Sumber Daya:Soket pemantik rokok terhubung ke sistem kelistrikan mobil, biasanya mengalirkan arus searah (DC) sebesar 12 volt.
Elemen Pemanas:Pemantik api itu sendiri mengandung kawat nikrom melingkar (paduan logam yang tahan listrik dan memanas). Saat Anda memasukkan pemantik api ke dalam soket, pemantik api akan bersentuhan dengan catu daya.
Pengaktifan:Setelah didorong masuk, pemantik api melengkapi rangkaiannya, memungkinkan listrik mengalir melalui kumparan.
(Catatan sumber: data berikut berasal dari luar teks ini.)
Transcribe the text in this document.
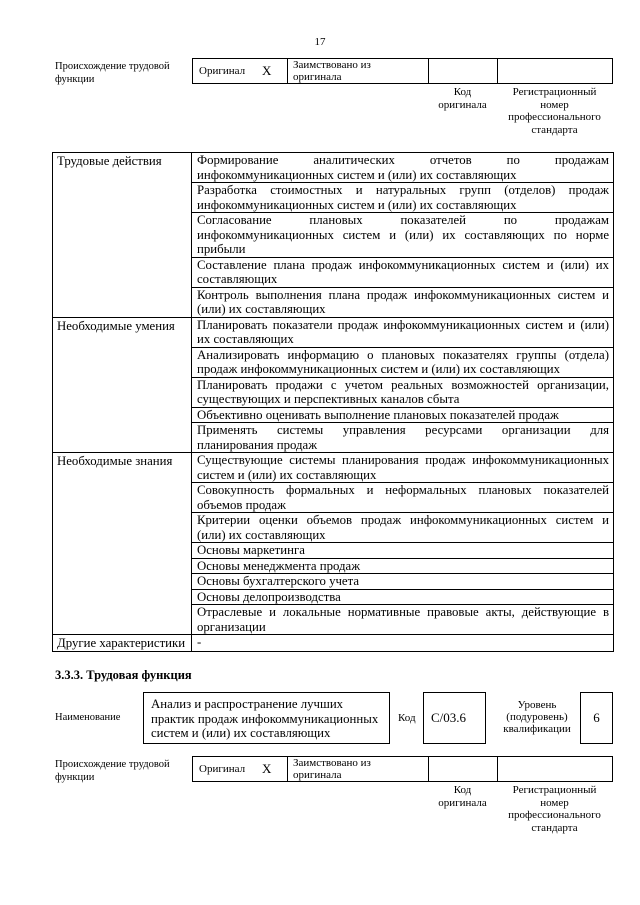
17
Происхождение трудовой функции
Оригинал X Заимствовано из оригинала
Код оригинала
Регистрационный номер профессионального стандарта
Трудовые действия	Формирование аналитических отчетов по продажам
инфокоммуникационных систем и (или) их составляющих

	Разработка стоимостных и натуральных групп (отделов) продаж
инфокоммуникационных систем и (или) их составляющих

	Согласование плановых показателей по продажам
инфокоммуникационных систем и (или) их составляющих по норме
прибыли

	Составление плана продаж инфокоммуникационных систем и (или) их
составляющих

	Контроль выполнения плана продаж инфокоммуникационных систем и
(или) их составляющих

Необходимые умения	Планировать показатели продаж инфокоммуникационных систем и (или)
их составляющих

	Анализировать информацию о плановых показателях группы (отдела)
продаж инфокоммуникационных систем и (или) их составляющих

	Планировать продажи с учетом реальных возможностей организации,
существующих и перспективных каналов сбыта

	Объективно оценивать выполнение плановых показателей продаж

	Применять системы управления ресурсами организации для
планирования продаж

Необходимые знания	Существующие системы планирования продаж инфокоммуникационных
систем и (или) их составляющих

	Совокупность формальных и неформальных плановых показателей
объемов продаж

	Критерии оценки объемов продаж инфокоммуникационных систем и
(или) их составляющих

	Основы маркетинга

	Основы менеджмента продаж

	Основы бухгалтерского учета

	Основы делопроизводства

	Отраслевые и локальные нормативные правовые акты, действующие в
организации

Другие характеристики	-
3.3.3. Трудовая функция
Наименование
Анализ и распространение лучших
практик продаж инфокоммуникационных
систем и (или) их составляющих
Код C/03.6
Уровень (подуровень) квалификации
6
Происхождение трудовой функции
Оригинал X Заимствовано из оригинала
Код оригинала
Регистрационный номер профессионального стандарта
Resistansi kabel menyebabkan kabel memanas dengan cepat-biasanya dalam waktu 10 hingga 20 detik.
Mekanisme Keluaran-:Saat kumparan mencapai suhu yang cukup tinggi (biasanya menyala merah-panas),-saklar termal atau strip bimetal yang terpasang secara otomatis memutus aliran listrik dan menyebabkan pemantik api "melonjak", menandakan siap digunakan.
Penggunaan:Anda kemudian dapat menggunakan koil yang dipanaskan untuk menyalakan rokok-atau, yang lebih umum saat ini, orang menggunakan soket sebagai stopkontak 12V untuk perangkat seperti pengisi daya ponsel atau kamera dasbor.
Kendaraan modern seringkali tidak lagi menyertakan elemen pemantik api, namun soketnya sendiri masih disebut sebagai "soket pemantik rokok" dan banyak digunakan sebagai sumber listrik yang mudah digunakan.